The court must ask the defendant whether the defendant wants a lawyer and, if so, whether the defendant is financially unable to retain one.
The ability to post bond for pretrial release does not make the defendant ineligible for appointment of a lawyer. The court reviews an appointing authority's determination of indigency de novo and may consider information not presented to the appointing authority.
The court should encourage any defendant who appears without counsel to be screened for indigency and potential appointment of counsel.
The court may refuse to adjourn a proceeding for the appointment of counsel or allow a defendant to retain counsel if an adjournment would significantly prejudice the prosecution, and the defendant has not been reasonably diligent in seeking counsel.
Mich. Ct. R. 6.005
Staff comment: The proposed amendment of MCR 6.005 would clarify the duties of attorneys in preconviction appeals.
The staff comment is not an authoritative construction by the Court. In addition, adoption of an amendment in no way reflects a substantive determination by this Court.
A copy of this order will be given to the Secretary of the State Bar and to the State Court Administrator so that they can make the notifications specified in MCR 1.201. Comments on the proposal may be sent to the Supreme Court Clerk in writing or electronically by October 1, 2021, at P.O. Box 30052, Lansing, MI 48909, or ADMcomment@courts.mi.gov. When filing a comment, please refer to ADM File No. 2020-13. Your comments and the comments of others will be posted under the chapter affected by this proposal at Proposed & Recently Adopted Orders on Admin Matters page.
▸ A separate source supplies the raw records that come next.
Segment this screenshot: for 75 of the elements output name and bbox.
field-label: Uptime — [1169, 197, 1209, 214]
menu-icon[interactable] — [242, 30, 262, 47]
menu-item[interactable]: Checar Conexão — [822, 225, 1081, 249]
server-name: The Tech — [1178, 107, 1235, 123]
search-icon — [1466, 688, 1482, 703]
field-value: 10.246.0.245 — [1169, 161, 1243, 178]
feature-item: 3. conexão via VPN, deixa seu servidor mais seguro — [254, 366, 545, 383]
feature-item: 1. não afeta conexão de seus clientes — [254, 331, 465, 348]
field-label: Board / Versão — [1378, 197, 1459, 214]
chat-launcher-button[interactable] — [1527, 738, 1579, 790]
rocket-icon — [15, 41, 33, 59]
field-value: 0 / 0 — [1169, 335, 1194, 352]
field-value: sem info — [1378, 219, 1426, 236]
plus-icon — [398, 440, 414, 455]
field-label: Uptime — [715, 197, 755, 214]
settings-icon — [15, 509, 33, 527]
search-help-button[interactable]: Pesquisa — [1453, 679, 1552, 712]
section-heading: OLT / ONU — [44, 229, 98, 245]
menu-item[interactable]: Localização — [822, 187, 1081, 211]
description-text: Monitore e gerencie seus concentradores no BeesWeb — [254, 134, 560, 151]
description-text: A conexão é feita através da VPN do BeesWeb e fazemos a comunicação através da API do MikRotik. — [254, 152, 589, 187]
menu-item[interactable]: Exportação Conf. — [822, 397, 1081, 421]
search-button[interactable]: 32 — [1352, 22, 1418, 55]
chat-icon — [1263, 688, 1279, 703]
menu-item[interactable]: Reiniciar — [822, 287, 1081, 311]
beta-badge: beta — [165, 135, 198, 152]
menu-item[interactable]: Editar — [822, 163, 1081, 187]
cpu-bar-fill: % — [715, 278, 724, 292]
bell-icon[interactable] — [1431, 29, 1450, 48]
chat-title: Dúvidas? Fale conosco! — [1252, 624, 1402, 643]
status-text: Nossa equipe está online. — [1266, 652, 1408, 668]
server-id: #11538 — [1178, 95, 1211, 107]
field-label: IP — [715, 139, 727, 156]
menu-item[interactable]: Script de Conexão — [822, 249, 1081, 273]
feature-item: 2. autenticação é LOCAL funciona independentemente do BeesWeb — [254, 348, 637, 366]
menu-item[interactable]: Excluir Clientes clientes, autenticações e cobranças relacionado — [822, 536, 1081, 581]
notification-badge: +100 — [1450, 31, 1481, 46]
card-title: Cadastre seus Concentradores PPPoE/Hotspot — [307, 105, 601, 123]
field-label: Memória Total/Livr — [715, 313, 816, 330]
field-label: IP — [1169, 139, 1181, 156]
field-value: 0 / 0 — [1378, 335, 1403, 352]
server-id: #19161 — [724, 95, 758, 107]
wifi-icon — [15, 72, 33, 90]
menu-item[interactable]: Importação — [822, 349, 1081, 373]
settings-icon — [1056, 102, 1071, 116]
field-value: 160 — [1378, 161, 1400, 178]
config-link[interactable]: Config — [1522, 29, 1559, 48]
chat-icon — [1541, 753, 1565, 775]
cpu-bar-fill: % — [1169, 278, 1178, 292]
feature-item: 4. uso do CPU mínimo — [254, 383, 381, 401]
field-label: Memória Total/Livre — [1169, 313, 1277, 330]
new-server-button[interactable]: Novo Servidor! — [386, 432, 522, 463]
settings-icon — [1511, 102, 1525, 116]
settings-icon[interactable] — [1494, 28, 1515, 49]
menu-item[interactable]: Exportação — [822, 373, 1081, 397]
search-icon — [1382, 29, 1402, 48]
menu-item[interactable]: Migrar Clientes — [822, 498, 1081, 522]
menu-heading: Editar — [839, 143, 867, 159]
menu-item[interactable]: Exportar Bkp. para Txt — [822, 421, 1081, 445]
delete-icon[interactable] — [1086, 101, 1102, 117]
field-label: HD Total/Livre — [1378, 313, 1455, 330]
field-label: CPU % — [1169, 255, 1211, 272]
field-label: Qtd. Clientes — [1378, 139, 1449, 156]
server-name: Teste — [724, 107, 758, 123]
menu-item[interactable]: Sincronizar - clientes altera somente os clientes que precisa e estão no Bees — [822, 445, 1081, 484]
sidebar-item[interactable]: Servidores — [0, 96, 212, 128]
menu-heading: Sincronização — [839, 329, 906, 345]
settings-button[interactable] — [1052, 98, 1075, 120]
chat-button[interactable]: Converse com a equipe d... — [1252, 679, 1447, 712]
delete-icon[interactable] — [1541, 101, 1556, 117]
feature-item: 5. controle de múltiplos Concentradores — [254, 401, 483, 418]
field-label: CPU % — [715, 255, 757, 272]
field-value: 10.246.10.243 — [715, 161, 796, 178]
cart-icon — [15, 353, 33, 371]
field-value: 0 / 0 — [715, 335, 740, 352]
WELCH, J. (concurring). I concur in the Court's order publishing for comment proposed changes to MCR 6.005 that are designed to clarify a criminal-defense trial attorney's responsibilities in handling preconviction appeals. I write separately because, while I recognize several longstanding problems linked to defendants being unrepresented before the Court of Appeals during preconviction appeals, I am concerned that the proposed amendments may not get to the root of the problem and may have unintended consequences. Currently, a criminal-defense trial attorney can withdraw from representing his or her client in a preconviction appeal, MCR 6.005(H)(4), or simply "notify the Court of Appeals that the lawyer will not be filing a brief in response to the application." MCR 6.005(H)(3)(ii). While I support a higher level of responsibility than what is set forth in our current rule, I question whether the proposed amendment may create additional problems. For example:
(1) Can an attorney, who has only been paid to handle trial court proceedings and whose client is unwilling to pay more for the preconviction appeal (but who is not indigent), withdraw as counsel and notify the Court of Appeals that the lawyer or the defendant will not file a response?
(1) Can an attorney, who has only been paid to handle trial court proceedings and whose client is unwilling to pay more for the preconviction appeal (but who is not indigent), withdraw as counsel and notify the Court of Appeals that the lawyer or the defendant will not file a response?
(2) What if an attorney petitions the trial court for extra funding to handle an appeal for a retained but poor client and the trial court rejects the request? Is that attorney still required to handle the appeal?
(3) Can an attorney (whether court-appointed or retained) make a referral to appellate counsel and opt out of handling the appeal even if the client decides not to hire the recommended appellate counsel? Would this be a basis to notify the Court of Appeals that the defendant has knowingly elected to not file a response?
(4) Can an attorney, who prefers to focus on trial-level work only, make it clear in an engagement agreement that the attorney does not handle appeals and will refer such matters out if needed? If so, would such an agreement be enforceable in light of the proposed amendments?
As a final matter, it is not clear to me how the proposed rule would mesh with MRPC 1.1, which states that an attorney has an ethical obligation not to litigate matters he or she is not competent to handle, or with MRPC 1.16, which discusses an attorney's obligation to withdraw in certain circumstances and discretion to withdraw in others (including a client's failure to abide by payment terms in a retention agreement).
I applaud the Court's efforts to help ensure that defendants in criminal cases will have representation during preconviction appeals. While I recognize that in most cases a transition to or partnership with appellate counsel will likely occur, it also seems predictable that there will be situations in which one of the scenarios I have outlined above could arise. I hope that the public comment process will, at a minimum, address and clarify the concerns that I have outlined above.